The results from this study must be considered within the confines of its inherent limitations. Although a range of clinically relevant prognostic factors were available and adjusted for, residual confounding bias cannot be excluded, as in any observational study. Additionally, because the historical control data were extracted from claims databases, certain data were missing or could have been inaccurately coded during data entry, whereas the daratumumab data were derived from registered clinical trials and validated by the study sites, the sponsor, and regulatory bodies. Longer follow-up was available in the claims databases compared with the shorter observation window for the ongoing daratumumab monotherapy trials. Side effects of newly approved therapies are also an important consideration. Adverse events associated with daratumumab monotherapy were recorded during the clinical trials. However, these data are not systematically collected when drugs are used in routine clinical practice and thus were not available in the claims databases to allow comparisons with daratumumab.

This study is also limited by the differences between the claims database and clinical trial populations. Records collected from the US databases described patients treated between 2000 and 2014, whereas daratumumab-treated patients were treated more recently and, thus, are more likely to have had access to different treatment regimens than some of the patients in the historical US cohort. It is possible that the access to newer regimens may have enhanced the apparent survival benefit of daratumumab treatment. However, as the daratumumab cohort included patients who had already received, and relapsed on, these newer regimens, this instead may bias the results toward a lower OS in daratumumab-treated patients. Additionally, daratumumab confers a survival benefit, even to patients with MR and SD,10 suggesting that the survival benefit is due to daratumumab rather than to subsequent therapies. The daratumumab cohort also had a lower median age than the claims database cohort (64 vs 69 years, respectively), which could potentially bias the results toward a benefit to OS for the daratumumab group.
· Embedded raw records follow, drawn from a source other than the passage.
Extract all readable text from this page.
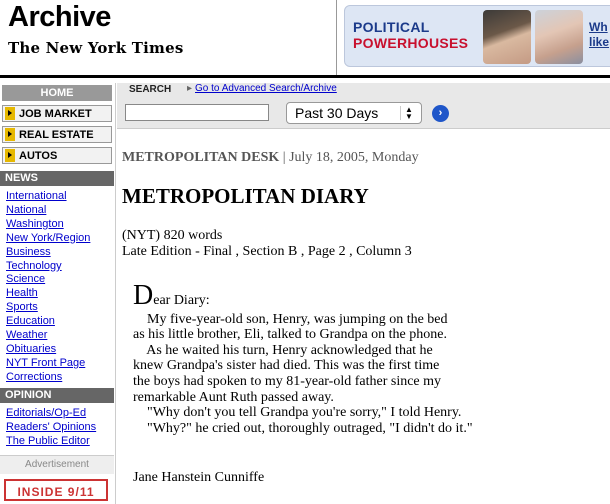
Archive
The New York Times
POLITICAL
POWERHOUSES
Wh like
HOME
JOB MARKET
REAL ESTATE
AUTOS
NEWS
International
National
Washington
New York/Region
Business
Technology
Science
Health
Sports
Education
Weather
Obituaries
NYT Front Page
Corrections
OPINION
Editorials/Op-Ed
Readers' Opinions
The Public Editor
Advertisement
INSIDE 9/11
SEARCH
▸	Go to Advanced Search/Archive
Past 30 Days	▲
▼	›
METROPOLITAN DESK | July 18, 2005, Monday
METROPOLITAN DIARY
(NYT) 820 words
Late Edition - Final , Section B , Page 2 , Column 3
Dear Diary:

My five-year-old son, Henry, was jumping on the bed

as his little brother, Eli, talked to Grandpa on the phone.

As he waited his turn, Henry acknowledged that he

knew Grandpa's sister had died. This was the first time

the boys had spoken to my 81-year-old father since my

remarkable Aunt Ruth passed away.

"Why don't you tell Grandpa you're sorry," I told Henry.

"Why?" he cried out, thoroughly outraged, "I didn't do it."

Jane Hanstein Cunniffe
However, the daratumumab group had received a greater median number of prior LOTs (5 vs 4, respectively) and had a higher proportion of triple/quadruple refractory patients (64% vs 14%, respectively), both factors that would be expected to have a negative impact on OS. With the exception of access to newer treatment regimens, all of these potentially confounding factors (age, LOTs, and refractory status) were adjusted for in the multivariate model.

In summary, this adjusted treatment comparison suggests that daratumumab monotherapy provides a substantial survival benefit compared with real-world historical controls in patients with heavily pretreated and highly refractory MM. In the absence of head-to-head clinical trials, comparative analyzes adjusting for differences in patient characteristics using patient-level data can provide valuable insights to clinicians and reimbursement decision makers on the relative efficacy of daratumumab versus established standard of care treatments.

ACKNOWLEDGMENTS

This study was sponsored by Janssen Global Services, LLC. Medical writing and editorial support were provided by Christopher Jones, PhD, of MedErgy, and were funded by Janssen Global Services, LLC.

    DISCLOSURE OF POTENTIAL CONFLICTS OF INTEREST

    SZU reports receiving fees for serving on advisory boards and committees from Celgene, Skyline, Sanofi, Janssen, Array BioPharma, and Bristol-Myers Squibb; consulting fees from Amgen and Takeda; lecture fees from Celgene, Amgen, and Takeda; and grant support from Celgene, Amgen, Takeda, Sanofi, Janssen, Array BioPharma, Pharmacyclics, and Bristol-Myers Squibb. IK reports employment with Janssen. JD, TI, MM, and AL report employment with Janssen and hold stock in Johnson & Johnson.